The Dungeon, while not as elegant as its sibling The City, manages to retain many of the addictive qualities.

User Rating: 8 | Alternate Reality: The Dungeon A800
Alternate Reality, The Dungeon, in many ways is a true successor to Philip Price's The City. It takes his idea of an expansive and immersive world and leads you to the next stage. In the Dungeon, you learn more about your abductors, gain mightier weapons, and garner the chance for some vengeance.

The only problem with this is that this title isn't by Philip Price. When his development machine succumbed to a hard drive crash, resulting in all loss of his development on The Dungeon (or so the rumor goes), Ken Jordan and Dan Pinal of Datasoft championed the task of completing it. The end result is a game that, while holding true to The City, loses much in the implementation.

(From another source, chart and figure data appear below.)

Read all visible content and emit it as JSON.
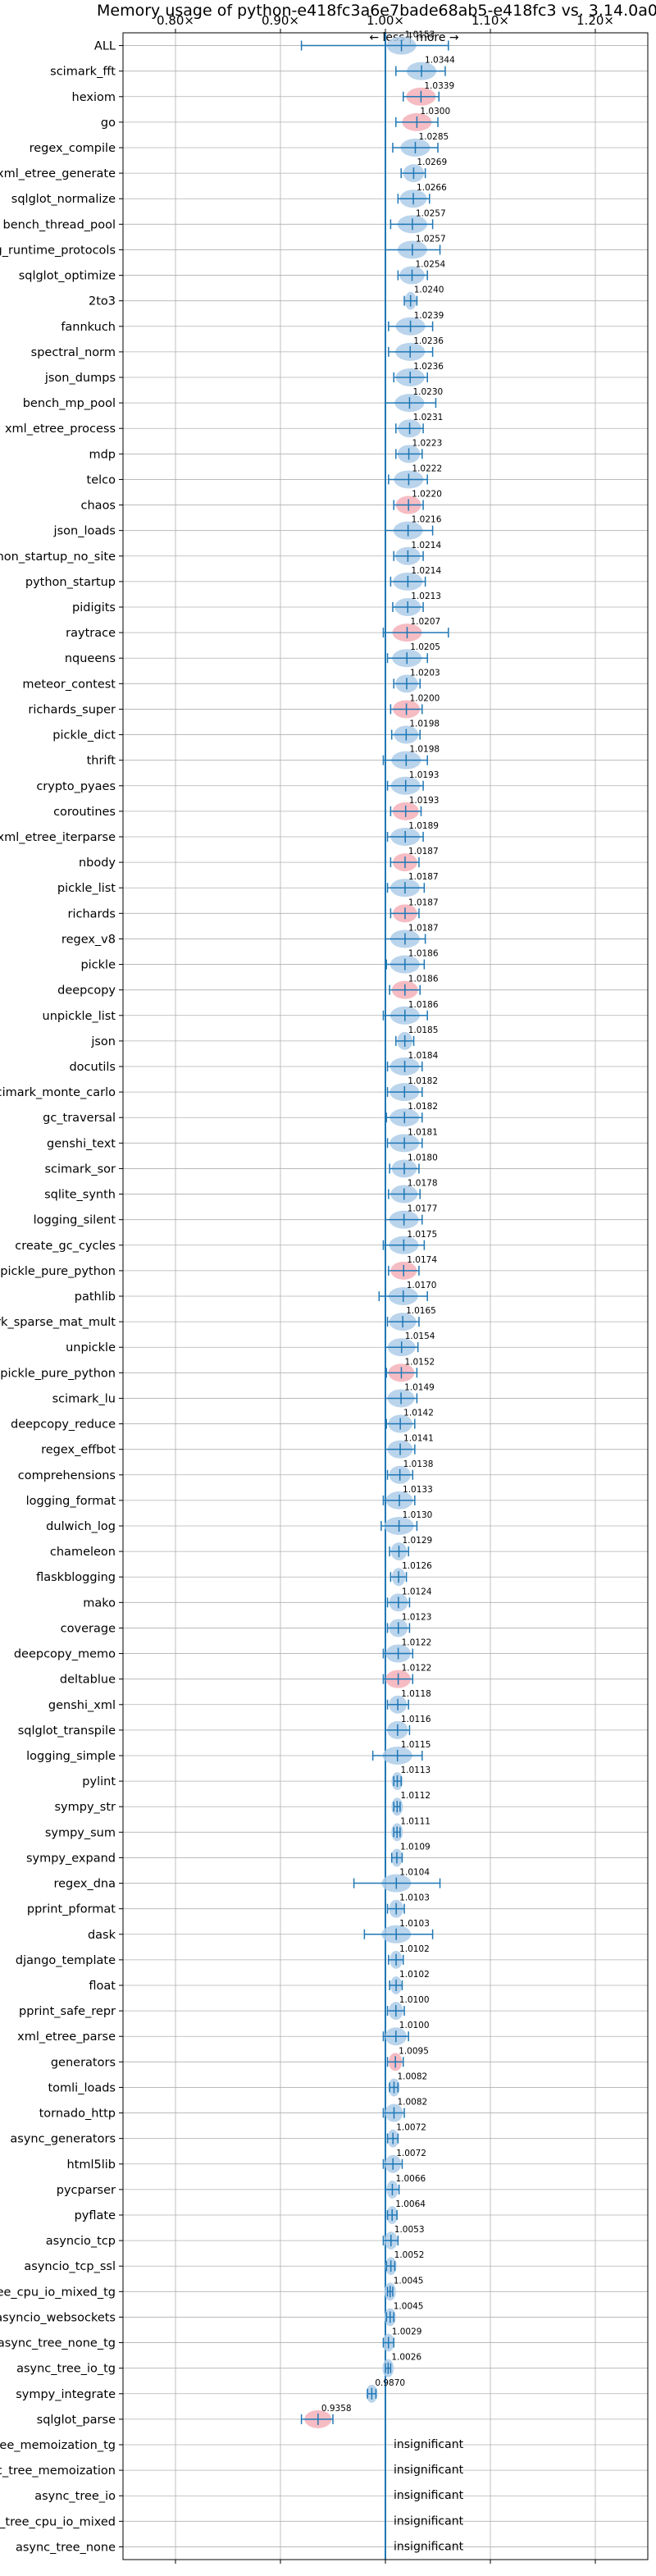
{
  "chart_data": {
    "type": "scatter",
    "title": "Memory usage of python-e418fc3a6e7bade68ab5-e418fc3 vs. 3.14.0a0",
    "x_ticks": [
      "0.80×",
      "0.90×",
      "1.00×",
      "1.10×",
      "1.20×"
    ],
    "x_tick_values": [
      0.8,
      0.9,
      1.0,
      1.1,
      1.2
    ],
    "xlim": [
      0.75,
      1.25
    ],
    "direction_label": "← less | more →",
    "grid": true,
    "insignificant_label": "insignificant",
    "series": [
      {
        "name": "ALL",
        "value": 1.0153,
        "low": 0.92,
        "high": 1.06,
        "label": "1.0153",
        "color": "#aecde9"
      },
      {
        "name": "scimark_fft",
        "value": 1.0344,
        "low": 1.01,
        "high": 1.057,
        "label": "1.0344",
        "color": "#aecde9"
      },
      {
        "name": "hexiom",
        "value": 1.0339,
        "low": 1.017,
        "high": 1.051,
        "label": "1.0339",
        "color": "#f4b0b8"
      },
      {
        "name": "go",
        "value": 1.03,
        "low": 1.01,
        "high": 1.05,
        "label": "1.0300",
        "color": "#f4b0b8"
      },
      {
        "name": "regex_compile",
        "value": 1.0285,
        "low": 1.007,
        "high": 1.05,
        "label": "1.0285",
        "color": "#aecde9"
      },
      {
        "name": "xml_etree_generate",
        "value": 1.0269,
        "low": 1.015,
        "high": 1.038,
        "label": "1.0269",
        "color": "#aecde9"
      },
      {
        "name": "sqlglot_normalize",
        "value": 1.0266,
        "low": 1.012,
        "high": 1.042,
        "label": "1.0266",
        "color": "#aecde9"
      },
      {
        "name": "bench_thread_pool",
        "value": 1.0257,
        "low": 1.005,
        "high": 1.045,
        "label": "1.0257",
        "color": "#aecde9"
      },
      {
        "name": "typing_runtime_protocols",
        "value": 1.0257,
        "low": 1.0,
        "high": 1.052,
        "label": "1.0257",
        "color": "#aecde9"
      },
      {
        "name": "sqlglot_optimize",
        "value": 1.0254,
        "low": 1.012,
        "high": 1.04,
        "label": "1.0254",
        "color": "#aecde9"
      },
      {
        "name": "2to3",
        "value": 1.024,
        "low": 1.018,
        "high": 1.03,
        "label": "1.0240",
        "color": "#aecde9"
      },
      {
        "name": "fannkuch",
        "value": 1.0239,
        "low": 1.003,
        "high": 1.045,
        "label": "1.0239",
        "color": "#aecde9"
      },
      {
        "name": "spectral_norm",
        "value": 1.0236,
        "low": 1.003,
        "high": 1.045,
        "label": "1.0236",
        "color": "#aecde9"
      },
      {
        "name": "json_dumps",
        "value": 1.0236,
        "low": 1.008,
        "high": 1.04,
        "label": "1.0236",
        "color": "#aecde9"
      },
      {
        "name": "bench_mp_pool",
        "value": 1.023,
        "low": 1.0,
        "high": 1.048,
        "label": "1.0230",
        "color": "#aecde9"
      },
      {
        "name": "xml_etree_process",
        "value": 1.0231,
        "low": 1.01,
        "high": 1.036,
        "label": "1.0231",
        "color": "#aecde9"
      },
      {
        "name": "mdp",
        "value": 1.0223,
        "low": 1.01,
        "high": 1.035,
        "label": "1.0223",
        "color": "#aecde9"
      },
      {
        "name": "telco",
        "value": 1.0222,
        "low": 1.003,
        "high": 1.04,
        "label": "1.0222",
        "color": "#aecde9"
      },
      {
        "name": "chaos",
        "value": 1.022,
        "low": 1.008,
        "high": 1.036,
        "label": "1.0220",
        "color": "#f4b0b8"
      },
      {
        "name": "json_loads",
        "value": 1.0216,
        "low": 1.0,
        "high": 1.045,
        "label": "1.0216",
        "color": "#aecde9"
      },
      {
        "name": "python_startup_no_site",
        "value": 1.0214,
        "low": 1.008,
        "high": 1.036,
        "label": "1.0214",
        "color": "#aecde9"
      },
      {
        "name": "python_startup",
        "value": 1.0214,
        "low": 1.005,
        "high": 1.038,
        "label": "1.0214",
        "color": "#aecde9"
      },
      {
        "name": "pidigits",
        "value": 1.0213,
        "low": 1.007,
        "high": 1.036,
        "label": "1.0213",
        "color": "#aecde9"
      },
      {
        "name": "raytrace",
        "value": 1.0207,
        "low": 0.998,
        "high": 1.06,
        "label": "1.0207",
        "color": "#f4b0b8"
      },
      {
        "name": "nqueens",
        "value": 1.0205,
        "low": 1.002,
        "high": 1.04,
        "label": "1.0205",
        "color": "#aecde9"
      },
      {
        "name": "meteor_contest",
        "value": 1.0203,
        "low": 1.008,
        "high": 1.033,
        "label": "1.0203",
        "color": "#aecde9"
      },
      {
        "name": "richards_super",
        "value": 1.02,
        "low": 1.005,
        "high": 1.035,
        "label": "1.0200",
        "color": "#f4b0b8"
      },
      {
        "name": "pickle_dict",
        "value": 1.0198,
        "low": 1.006,
        "high": 1.033,
        "label": "1.0198",
        "color": "#aecde9"
      },
      {
        "name": "thrift",
        "value": 1.0198,
        "low": 0.998,
        "high": 1.04,
        "label": "1.0198",
        "color": "#aecde9"
      },
      {
        "name": "crypto_pyaes",
        "value": 1.0193,
        "low": 1.002,
        "high": 1.036,
        "label": "1.0193",
        "color": "#aecde9"
      },
      {
        "name": "coroutines",
        "value": 1.0193,
        "low": 1.005,
        "high": 1.034,
        "label": "1.0193",
        "color": "#f4b0b8"
      },
      {
        "name": "xml_etree_iterparse",
        "value": 1.0189,
        "low": 1.002,
        "high": 1.036,
        "label": "1.0189",
        "color": "#aecde9"
      },
      {
        "name": "nbody",
        "value": 1.0187,
        "low": 1.005,
        "high": 1.032,
        "label": "1.0187",
        "color": "#f4b0b8"
      },
      {
        "name": "pickle_list",
        "value": 1.0187,
        "low": 1.002,
        "high": 1.037,
        "label": "1.0187",
        "color": "#aecde9"
      },
      {
        "name": "richards",
        "value": 1.0187,
        "low": 1.005,
        "high": 1.032,
        "label": "1.0187",
        "color": "#f4b0b8"
      },
      {
        "name": "regex_v8",
        "value": 1.0187,
        "low": 1.0,
        "high": 1.038,
        "label": "1.0187",
        "color": "#aecde9"
      },
      {
        "name": "pickle",
        "value": 1.0186,
        "low": 1.001,
        "high": 1.037,
        "label": "1.0186",
        "color": "#aecde9"
      },
      {
        "name": "deepcopy",
        "value": 1.0186,
        "low": 1.004,
        "high": 1.033,
        "label": "1.0186",
        "color": "#f4b0b8"
      },
      {
        "name": "unpickle_list",
        "value": 1.0186,
        "low": 0.998,
        "high": 1.04,
        "label": "1.0186",
        "color": "#aecde9"
      },
      {
        "name": "json",
        "value": 1.0185,
        "low": 1.01,
        "high": 1.027,
        "label": "1.0185",
        "color": "#aecde9"
      },
      {
        "name": "docutils",
        "value": 1.0184,
        "low": 1.002,
        "high": 1.035,
        "label": "1.0184",
        "color": "#aecde9"
      },
      {
        "name": "scimark_monte_carlo",
        "value": 1.0182,
        "low": 1.002,
        "high": 1.035,
        "label": "1.0182",
        "color": "#aecde9"
      },
      {
        "name": "gc_traversal",
        "value": 1.0182,
        "low": 1.001,
        "high": 1.035,
        "label": "1.0182",
        "color": "#aecde9"
      },
      {
        "name": "genshi_text",
        "value": 1.0181,
        "low": 1.002,
        "high": 1.035,
        "label": "1.0181",
        "color": "#aecde9"
      },
      {
        "name": "scimark_sor",
        "value": 1.018,
        "low": 1.004,
        "high": 1.032,
        "label": "1.0180",
        "color": "#aecde9"
      },
      {
        "name": "sqlite_synth",
        "value": 1.0178,
        "low": 1.003,
        "high": 1.033,
        "label": "1.0178",
        "color": "#aecde9"
      },
      {
        "name": "logging_silent",
        "value": 1.0177,
        "low": 1.0,
        "high": 1.035,
        "label": "1.0177",
        "color": "#aecde9"
      },
      {
        "name": "create_gc_cycles",
        "value": 1.0175,
        "low": 0.998,
        "high": 1.037,
        "label": "1.0175",
        "color": "#aecde9"
      },
      {
        "name": "pickle_pure_python",
        "value": 1.0174,
        "low": 1.003,
        "high": 1.032,
        "label": "1.0174",
        "color": "#f4b0b8"
      },
      {
        "name": "pathlib",
        "value": 1.017,
        "low": 0.994,
        "high": 1.04,
        "label": "1.0170",
        "color": "#aecde9"
      },
      {
        "name": "scimark_sparse_mat_mult",
        "value": 1.0165,
        "low": 1.002,
        "high": 1.032,
        "label": "1.0165",
        "color": "#aecde9"
      },
      {
        "name": "unpickle",
        "value": 1.0154,
        "low": 1.0,
        "high": 1.031,
        "label": "1.0154",
        "color": "#aecde9"
      },
      {
        "name": "unpickle_pure_python",
        "value": 1.0152,
        "low": 1.001,
        "high": 1.03,
        "label": "1.0152",
        "color": "#f4b0b8"
      },
      {
        "name": "scimark_lu",
        "value": 1.0149,
        "low": 1.0,
        "high": 1.03,
        "label": "1.0149",
        "color": "#aecde9"
      },
      {
        "name": "deepcopy_reduce",
        "value": 1.0142,
        "low": 1.001,
        "high": 1.028,
        "label": "1.0142",
        "color": "#aecde9"
      },
      {
        "name": "regex_effbot",
        "value": 1.0141,
        "low": 1.0,
        "high": 1.028,
        "label": "1.0141",
        "color": "#aecde9"
      },
      {
        "name": "comprehensions",
        "value": 1.0138,
        "low": 1.002,
        "high": 1.026,
        "label": "1.0138",
        "color": "#aecde9"
      },
      {
        "name": "logging_format",
        "value": 1.0133,
        "low": 0.998,
        "high": 1.028,
        "label": "1.0133",
        "color": "#aecde9"
      },
      {
        "name": "dulwich_log",
        "value": 1.013,
        "low": 0.996,
        "high": 1.03,
        "label": "1.0130",
        "color": "#aecde9"
      },
      {
        "name": "chameleon",
        "value": 1.0129,
        "low": 1.004,
        "high": 1.022,
        "label": "1.0129",
        "color": "#aecde9"
      },
      {
        "name": "flaskblogging",
        "value": 1.0126,
        "low": 1.005,
        "high": 1.02,
        "label": "1.0126",
        "color": "#aecde9"
      },
      {
        "name": "mako",
        "value": 1.0124,
        "low": 1.002,
        "high": 1.023,
        "label": "1.0124",
        "color": "#aecde9"
      },
      {
        "name": "coverage",
        "value": 1.0123,
        "low": 1.002,
        "high": 1.023,
        "label": "1.0123",
        "color": "#aecde9"
      },
      {
        "name": "deepcopy_memo",
        "value": 1.0122,
        "low": 0.998,
        "high": 1.026,
        "label": "1.0122",
        "color": "#aecde9"
      },
      {
        "name": "deltablue",
        "value": 1.0122,
        "low": 0.998,
        "high": 1.026,
        "label": "1.0122",
        "color": "#f4b0b8"
      },
      {
        "name": "genshi_xml",
        "value": 1.0118,
        "low": 1.002,
        "high": 1.022,
        "label": "1.0118",
        "color": "#aecde9"
      },
      {
        "name": "sqlglot_transpile",
        "value": 1.0116,
        "low": 1.0,
        "high": 1.023,
        "label": "1.0116",
        "color": "#aecde9"
      },
      {
        "name": "logging_simple",
        "value": 1.0115,
        "low": 0.988,
        "high": 1.035,
        "label": "1.0115",
        "color": "#aecde9"
      },
      {
        "name": "pylint",
        "value": 1.0113,
        "low": 1.008,
        "high": 1.015,
        "label": "1.0113",
        "color": "#aecde9"
      },
      {
        "name": "sympy_str",
        "value": 1.0112,
        "low": 1.008,
        "high": 1.014,
        "label": "1.0112",
        "color": "#aecde9"
      },
      {
        "name": "sympy_sum",
        "value": 1.0111,
        "low": 1.008,
        "high": 1.014,
        "label": "1.0111",
        "color": "#aecde9"
      },
      {
        "name": "sympy_expand",
        "value": 1.0109,
        "low": 1.006,
        "high": 1.016,
        "label": "1.0109",
        "color": "#aecde9"
      },
      {
        "name": "regex_dna",
        "value": 1.0104,
        "low": 0.97,
        "high": 1.052,
        "label": "1.0104",
        "color": "#aecde9"
      },
      {
        "name": "pprint_pformat",
        "value": 1.0103,
        "low": 1.002,
        "high": 1.018,
        "label": "1.0103",
        "color": "#aecde9"
      },
      {
        "name": "dask",
        "value": 1.0103,
        "low": 0.98,
        "high": 1.045,
        "label": "1.0103",
        "color": "#aecde9"
      },
      {
        "name": "django_template",
        "value": 1.0102,
        "low": 1.003,
        "high": 1.017,
        "label": "1.0102",
        "color": "#aecde9"
      },
      {
        "name": "float",
        "value": 1.0102,
        "low": 1.004,
        "high": 1.016,
        "label": "1.0102",
        "color": "#aecde9"
      },
      {
        "name": "pprint_safe_repr",
        "value": 1.01,
        "low": 1.002,
        "high": 1.018,
        "label": "1.0100",
        "color": "#aecde9"
      },
      {
        "name": "xml_etree_parse",
        "value": 1.01,
        "low": 0.998,
        "high": 1.022,
        "label": "1.0100",
        "color": "#aecde9"
      },
      {
        "name": "generators",
        "value": 1.0095,
        "low": 1.002,
        "high": 1.017,
        "label": "1.0095",
        "color": "#f4b0b8"
      },
      {
        "name": "tomli_loads",
        "value": 1.0082,
        "low": 1.004,
        "high": 1.012,
        "label": "1.0082",
        "color": "#aecde9"
      },
      {
        "name": "tornado_http",
        "value": 1.0082,
        "low": 0.998,
        "high": 1.018,
        "label": "1.0082",
        "color": "#aecde9"
      },
      {
        "name": "async_generators",
        "value": 1.0072,
        "low": 1.002,
        "high": 1.012,
        "label": "1.0072",
        "color": "#aecde9"
      },
      {
        "name": "html5lib",
        "value": 1.0072,
        "low": 0.998,
        "high": 1.016,
        "label": "1.0072",
        "color": "#aecde9"
      },
      {
        "name": "pycparser",
        "value": 1.0066,
        "low": 1.0,
        "high": 1.013,
        "label": "1.0066",
        "color": "#aecde9"
      },
      {
        "name": "pyflate",
        "value": 1.0064,
        "low": 1.002,
        "high": 1.011,
        "label": "1.0064",
        "color": "#aecde9"
      },
      {
        "name": "asyncio_tcp",
        "value": 1.0053,
        "low": 0.998,
        "high": 1.012,
        "label": "1.0053",
        "color": "#aecde9"
      },
      {
        "name": "asyncio_tcp_ssl",
        "value": 1.0052,
        "low": 1.001,
        "high": 1.009,
        "label": "1.0052",
        "color": "#aecde9"
      },
      {
        "name": "async_tree_cpu_io_mixed_tg",
        "value": 1.0045,
        "low": 1.002,
        "high": 1.007,
        "label": "1.0045",
        "color": "#aecde9"
      },
      {
        "name": "asyncio_websockets",
        "value": 1.0045,
        "low": 1.001,
        "high": 1.008,
        "label": "1.0045",
        "color": "#aecde9"
      },
      {
        "name": "async_tree_none_tg",
        "value": 1.0029,
        "low": 0.998,
        "high": 1.008,
        "label": "1.0029",
        "color": "#aecde9"
      },
      {
        "name": "async_tree_io_tg",
        "value": 1.0026,
        "low": 1.0,
        "high": 1.005,
        "label": "1.0026",
        "color": "#aecde9"
      },
      {
        "name": "sympy_integrate",
        "value": 0.987,
        "low": 0.983,
        "high": 0.991,
        "label": "0.9870",
        "color": "#aecde9"
      },
      {
        "name": "sqlglot_parse",
        "value": 0.9358,
        "low": 0.92,
        "high": 0.95,
        "label": "0.9358",
        "color": "#f4b0b8"
      },
      {
        "name": "async_tree_memoization_tg",
        "value": null,
        "insignificant": true
      },
      {
        "name": "async_tree_memoization",
        "value": null,
        "insignificant": true
      },
      {
        "name": "async_tree_io",
        "value": null,
        "insignificant": true
      },
      {
        "name": "async_tree_cpu_io_mixed",
        "value": null,
        "insignificant": true
      },
      {
        "name": "async_tree_none",
        "value": null,
        "insignificant": true
      }
    ]
  }
}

Originally, Alternate Reality was to be a series of RPG's, or "Sections of worlds" that a player could freely pass back forth between, harboring riches from one realm to a previous and beyond. However, Price's programming techniques of The City differed greatly from the end results seen in The Dungeon. The result is a large scale "incompatibility" whereby character honed in The City who enter The Dungeon (once they take some stat hits and lose most of their items) can never return. By this account, it seems wiser to start afresh in The Dungeon and play it as a separate game.

While these shortcomings are disappointing, one shouldn't let them detract too much from The Dungeon's ability to stand on its own. While much easier to survive and thrive in than The City, the difficulty levels off at more of a "just right" feeling throughout most of the game. The same non linear gameplay exists, although some measure of direction is required to complete tasks, the method is left mostly to the player. Likewise, The Dungeon offers up more legend and myth (Chapel Garden, anyone? Dare I mention Shingore?) than The City but leverages complement to its predecessor very well(Acrinimeral's Tomb, you were feared indeed).

The Dungeon is a worthy counterpoint to The City, and while dreams and wishes would deem the two played nicer together, we have two great games instead of one.